At the very least, in the meantime, we need to raise the minimum wage to $15/hour to give the lowest-paid workers a boost, which will also have a positive spillover higher up the wage scale.  Also, macroeconomic policy (both fiscal and monetary) should seriously prioritize very low unemployment over very low inflation, since tight labor markets have long been known to give workers much more bargaining power relative to employers. And labor unions also need to be revitalized as well.  Yesterday.
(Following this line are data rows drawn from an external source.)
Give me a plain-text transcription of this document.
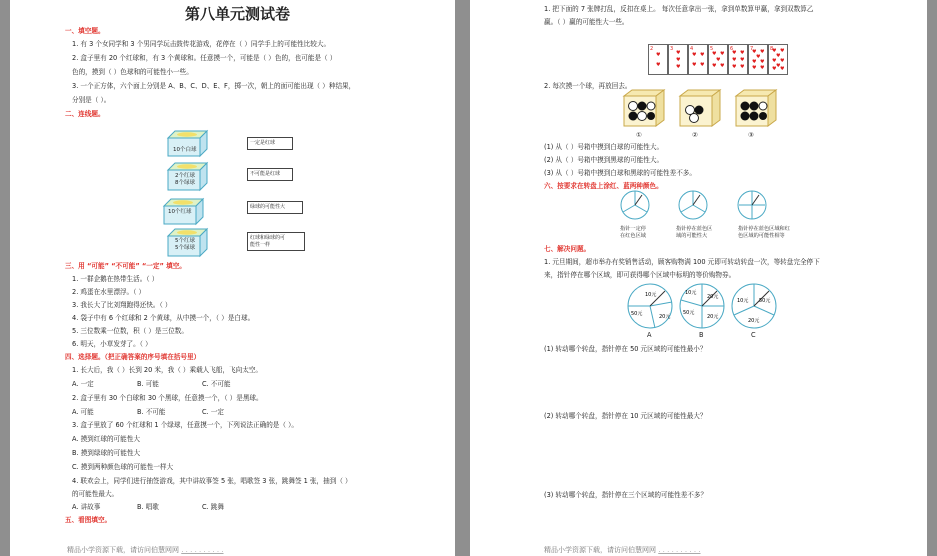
第八单元测试卷
一、填空题。
1. 有 3 个女同学和 3 个男同学玩击鼓传花游戏，花停在（ ）同学手上的可能性比较大。
2. 盒子里有 20 个红球和，有 3 个黄球和。任意摸一个，可能是（ ）色的，也可能是（ ）
色的，摸到（ ）色球和的可能性小一些。
3. 一个正方体，六个面上分别是 A、B、C、D、E、F，掷一次，朝上的面可能出现（ ）种结果，
分别是（ ）。
二、连线题。
10个白球
2个红球
8个绿球
10个红球
5个红球
5个绿球
一定是红球
不可能是红球
绿球的可能性大
红球和绿球的可
能性一样
三、用 “可能” “不可能” “一定” 填空。
1. 一群企鹅在热带生活。（ ）
2. 鸡蛋在水里漂浮。（ ）
3. 我长大了比刘翔跑得还快。（ ）
4. 袋子中有 6 个红球和 2 个黄球，从中摸一个，（ ）是白球。
5. 三位数乘一位数，积（ ）是三位数。
6. 明天，小草发芽了。（ ）
四、选择题。（把正确答案的序号填在括号里）
1. 长大后，我（ ）长到 20 米，我（ ）乘载人飞船，飞向太空。
A. 一定	B. 可能	C. 不可能
2. 盒子里有 30 个白球和 30 个黑球，任意摸一个，（ ）是黑球。
A. 可能	B. 不可能	C. 一定
3. 盒子里放了 60 个红球和 1 个绿球，任意摸一个，下列说法正确的是（ ）。
A. 摸到红球的可能性大
B. 摸到绿球的可能性大
C. 摸到两种颜色球的可能性一样大
4. 联欢会上，同学们进行抽签游戏，其中讲故事签 5 张，唱歌签 3 张，跳舞签 1 张，抽到（ ）
的可能性最大。
A. 讲故事	B. 唱歌	C. 跳舞
五、看图填空。
精品小学资源下载，请访问伯慧网网 . . . . . . . . . .
1. 把下面的 7 张牌打乱，反扣在桌上。 每次任意拿出一张，拿到单数算甲赢，拿到双数算乙
赢。（ ）赢的可能性大一些。
2
♥
♥
3
♥
♥
♥
4
♥ ♥
♥ ♥
5
♥ ♥
♥
♥ ♥
6
♥ ♥
♥ ♥
♥ ♥
7
♥ ♥
♥
♥ ♥
♥ ♥
8
♥ ♥
♥
♥ ♥
♥
♥ ♥
2. 每次摸一个球，再放回去。
①	②	③
(1) 从（ ）号箱中摸到白球的可能性大。
(2) 从（ ）号箱中摸到黑球的可能性大。
(3) 从（ ）号箱中摸到白球和黑球的可能性差不多。
六、按要求在转盘上涂红、蓝两种颜色。
指针一定停
在红色区域
指针停在蓝色区
域的可能性大
指针停在蓝色区域和红
色区域的可能性相等
七、解决问题。
1. 元旦期间，超市举办有奖销售活动，顾客购物满 100 元即可转动转盘一次，等转盘完全停下
来，指针停在哪个区域，即可获得哪个区域中标明的等价购物券。
10元
50元	20元
10元
20元
50元
20元
10元 50元
20元
A	B	C
(1) 转动哪个转盘，指针停在 50 元区域的可能性最小？
(2) 转动哪个转盘，指针停在 10 元区域的可能性最大？
(3) 转动哪个转盘，指针停在三个区域的可能性差不多？
精品小学资源下载，请访问伯慧网网 . . . . . . . . . .
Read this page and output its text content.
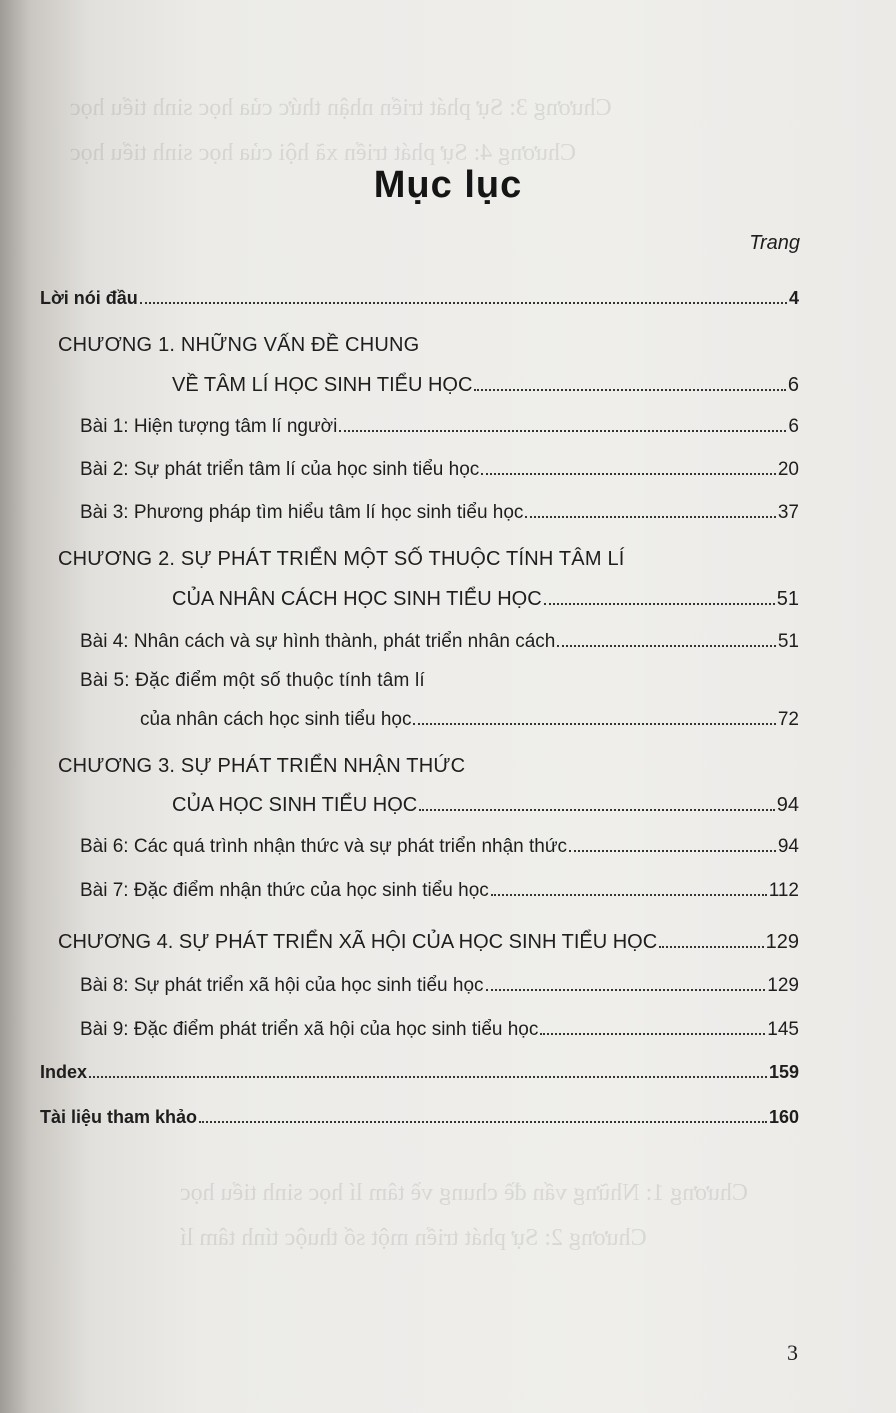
Chương 3: Sự phát triển nhận thức của học sinh tiểu học
Chương 4: Sự phát triển xã hội của học sinh tiểu học
Chương 1: Những vấn đề chung về tâm lí học sinh tiểu học
Chương 2: Sự phát triển một số thuộc tính tâm lí
Mục lục
Trang
Lời nói đầu	4
CHƯƠNG 1. NHỮNG VẤN ĐỀ CHUNG
VỀ TÂM LÍ HỌC SINH TIỂU HỌC	6
Bài 1: Hiện tượng tâm lí người	6
Bài 2: Sự phát triển tâm lí của học sinh tiểu học	20
Bài 3: Phương pháp tìm hiểu tâm lí học sinh tiểu học	37
CHƯƠNG 2. SỰ PHÁT TRIỂN MỘT SỐ THUỘC TÍNH TÂM LÍ
CỦA NHÂN CÁCH HỌC SINH TIỂU HỌC	51
Bài 4: Nhân cách và sự hình thành, phát triển nhân cách	51
Bài 5: Đặc điểm một số thuộc tính tâm lí
của nhân cách học sinh tiểu học	72
CHƯƠNG 3. SỰ PHÁT TRIỂN NHẬN THỨC
CỦA HỌC SINH TIỂU HỌC	94
Bài 6: Các quá trình nhận thức và sự phát triển nhận thức	94
Bài 7: Đặc điểm nhận thức của học sinh tiểu học	112
CHƯƠNG 4. SỰ PHÁT TRIỂN XÃ HỘI CỦA HỌC SINH TIỂU HỌC	129
Bài 8: Sự phát triển xã hội của học sinh tiểu học	129
Bài 9: Đặc điểm phát triển xã hội của học sinh tiểu học	145
Index	159
Tài liệu tham khảo	160
3
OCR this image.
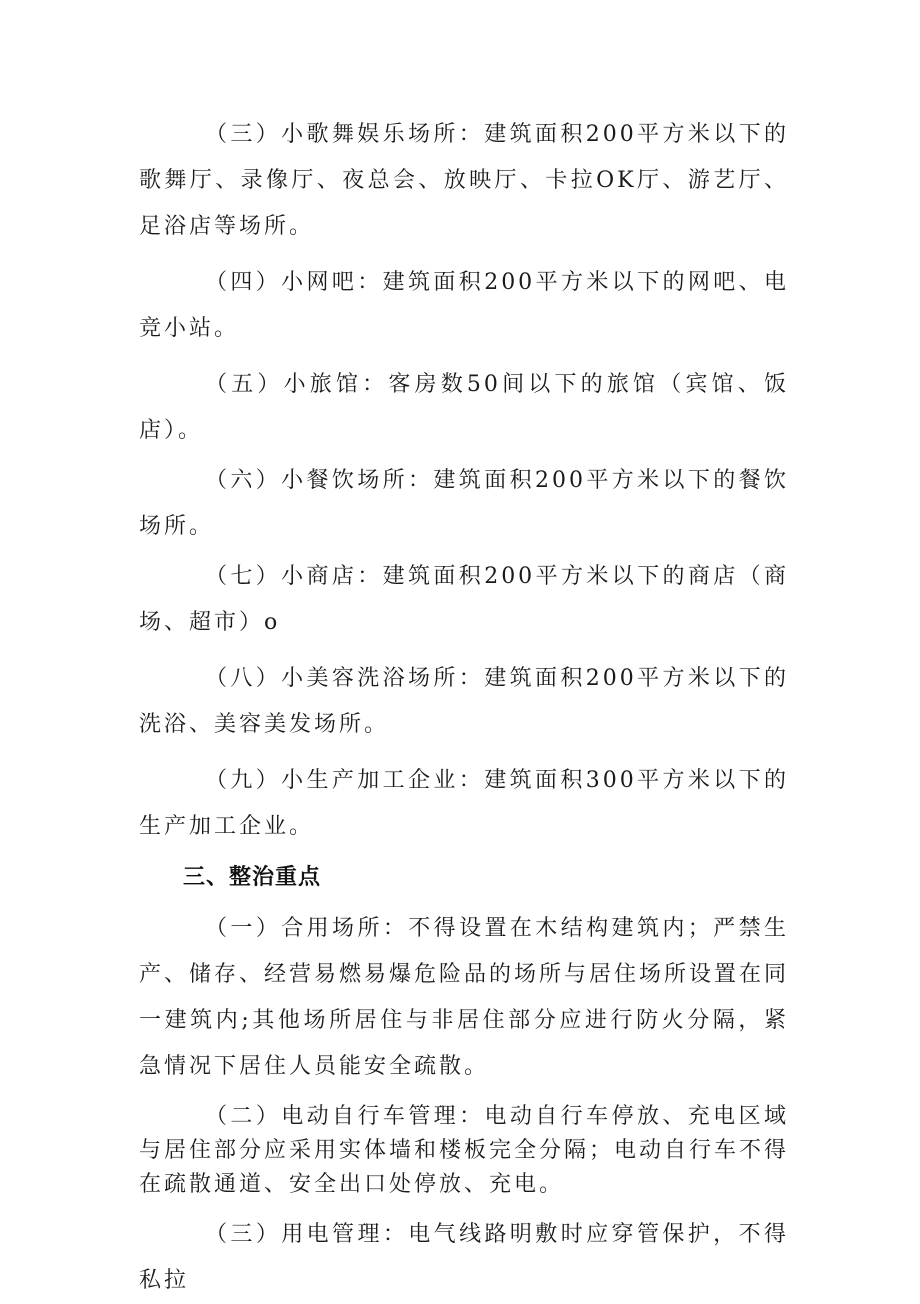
（三）小歌舞娱乐场所：建筑面积200平方米以下的歌舞厅、录像厅、夜总会、放映厅、卡拉OK厅、游艺厅、足浴店等场所。

（四）小网吧：建筑面积200平方米以下的网吧、电竞小站。

（五）小旅馆：客房数50间以下的旅馆（宾馆、饭店）。

（六）小餐饮场所：建筑面积200平方米以下的餐饮场所。

（七）小商店：建筑面积200平方米以下的商店（商场、超市）o

（八）小美容洗浴场所：建筑面积200平方米以下的洗浴、美容美发场所。

（九）小生产加工企业：建筑面积300平方米以下的生产加工企业。

三、整治重点

（一）合用场所：不得设置在木结构建筑内；严禁生产、储存、经营易燃易爆危险品的场所与居住场所设置在同一建筑内;其他场所居住与非居住部分应进行防火分隔，紧急情况下居住人员能安全疏散。

（二）电动自行车管理：电动自行车停放、充电区域与居住部分应采用实体墙和楼板完全分隔；电动自行车不得在疏散通道、安全出口处停放、充电。

（三）用电管理：电气线路明敷时应穿管保护，不得私拉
So what are we waiting for?

1 comment:

  1. These are good policy prescriptions for the absurd amount of income inequality in this country. Unfortunately, these policies might never be implemented. According to Chris Hedges from the truthdig website, our government is unwilling to implement those reforms and the corporations are holding the government hostage in order to pursue more neoliberal policies. In this situation, I can only expect more drastic neoliberal policies than the reforms outlined in this article. Both the Democratic and Republican Party are beholden to neoliberalism and the corporations which donate to them.